Alexandre Santini considera que a candidatura Lula/Alckmin reacendeu as esperanças do setor cultural brasileiro. Mestre em Cultura e Territorialidades pela UFF, ele foi diretor de Cidadania e Diversidade Cultural do Ministério da Cultura, entre 2015 e 2016. A partir desse testemunho, ele denota a desconstrução das políticas públicas e instituições do setor, associada à guerra cultural bolsonarista.

“O governo promoveu um grande retrocesso em tudo que se construiu no país em termos de políticas culturais, expresso no legado político e na matriz conceitual das três dimensões da cultura- simbólica, econômica e cidadã – construída e formulada nos governos Lula a partir da gestão do ex-ministro Gilberto Gil”. 

Santini destaca o fato da cultura e da arte gerarem cerca de 6 milhões de empregos diretos e responderem por 4% do Produto Interno Bruto. Números que podem aumentar muito com investimento adequado e estratégico.

A concepção do que é cultura e a orientação político-ideológica das ações do ministério flutuaram, ao longo dos anos, com tantas forças políticas diferentes assumindo. Com Celso Furtado (1986-1988), as diretrizes focavam na democratização do acesso. O neoliberal Francisco Weffort (1995-2002), defendeu a regulação do mercado privado para captação de recursos. A passagem de Gilberto Gil (2003-2008) e Juca Ferreira (2008-2012 e de 2014-2016) retomaram o protagonismo do Estado na elaboração de políticas culturais.

A institucionalização do Ministério sempre fortaleceu o fomento. Em momentos de crise, sem o reconhecimento ministerial, a Cultura é sempre o primeiro orçamento contingenciado. No caso do Governo Bolsonaro, a desimportância do setor cultural se reflete nas seis pessoas que ocuparam o cargo de secretário.

O primeiro foi Henrique Pires, que deixou o posto após acusar o governo de tentar censurar um edital ligado à temática LGBTQIA+. Depois vieram José Paulo Martins e Ricardo Braga, com breves passagens. O secretário seguinte seria o diretor teatral Roberto Alvim, afastado após discursar inspirado em propaganda nazista. Em seguida, foi a atriz Regina Duarte, afastada depois de interromper uma entrevista na TV na qual minimizou a ditadura militar. Atualmente, o cargo está com o também ator de TV, Mário Frias, que costuma circular armado pela secretaria para intimidar os servidores.

A guerra ideológica empreendida por Bolsonaro se refletiu neste tema, evidentemente, como as diversas polêmicas envolvendo práticas explícitas de racismo e censura na Fundação Zumbi dos Palmares. A ideologização, no entanto, vem acompanhada de cortes orçamentários, reformas legislativas, desmonte das capacidades técnicas, ataques a artistas e gestores culturais, assim como autoritarismo e assédio moral nas relações institucionais. 

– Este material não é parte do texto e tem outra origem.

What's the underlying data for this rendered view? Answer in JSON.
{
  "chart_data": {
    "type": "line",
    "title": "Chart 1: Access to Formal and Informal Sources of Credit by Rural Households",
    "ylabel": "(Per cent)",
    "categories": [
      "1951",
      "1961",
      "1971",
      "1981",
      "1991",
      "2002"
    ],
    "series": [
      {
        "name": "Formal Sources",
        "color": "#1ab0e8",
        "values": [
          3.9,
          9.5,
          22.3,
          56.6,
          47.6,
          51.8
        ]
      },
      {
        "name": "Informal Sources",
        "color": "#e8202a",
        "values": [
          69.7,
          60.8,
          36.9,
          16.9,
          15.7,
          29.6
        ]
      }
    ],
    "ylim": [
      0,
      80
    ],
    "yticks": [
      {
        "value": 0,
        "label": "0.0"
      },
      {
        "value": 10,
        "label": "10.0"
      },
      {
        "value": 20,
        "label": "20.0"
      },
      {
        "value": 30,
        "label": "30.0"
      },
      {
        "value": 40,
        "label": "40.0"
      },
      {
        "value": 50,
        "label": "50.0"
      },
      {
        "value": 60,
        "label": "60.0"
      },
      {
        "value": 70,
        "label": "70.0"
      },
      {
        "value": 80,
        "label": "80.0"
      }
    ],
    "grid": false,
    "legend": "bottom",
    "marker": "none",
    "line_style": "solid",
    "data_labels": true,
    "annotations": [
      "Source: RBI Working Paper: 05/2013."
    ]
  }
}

Do ponto de vista conceitual, rejeitam a herança africana e indígena, defendendo uma visão colonizada e rasa de cultura. A teorização olavista acha que há uma guerra ideológica, na medida em que uma suposta hegemonia do marxismo cultural precisa ser atacada. Isso se faz impedindo o fomento e distribuição de projetos de certas entidades, como o Instituto Vladimir Herzog ou o filtro ideológico a filmes como Mariguella e Medida Provisória.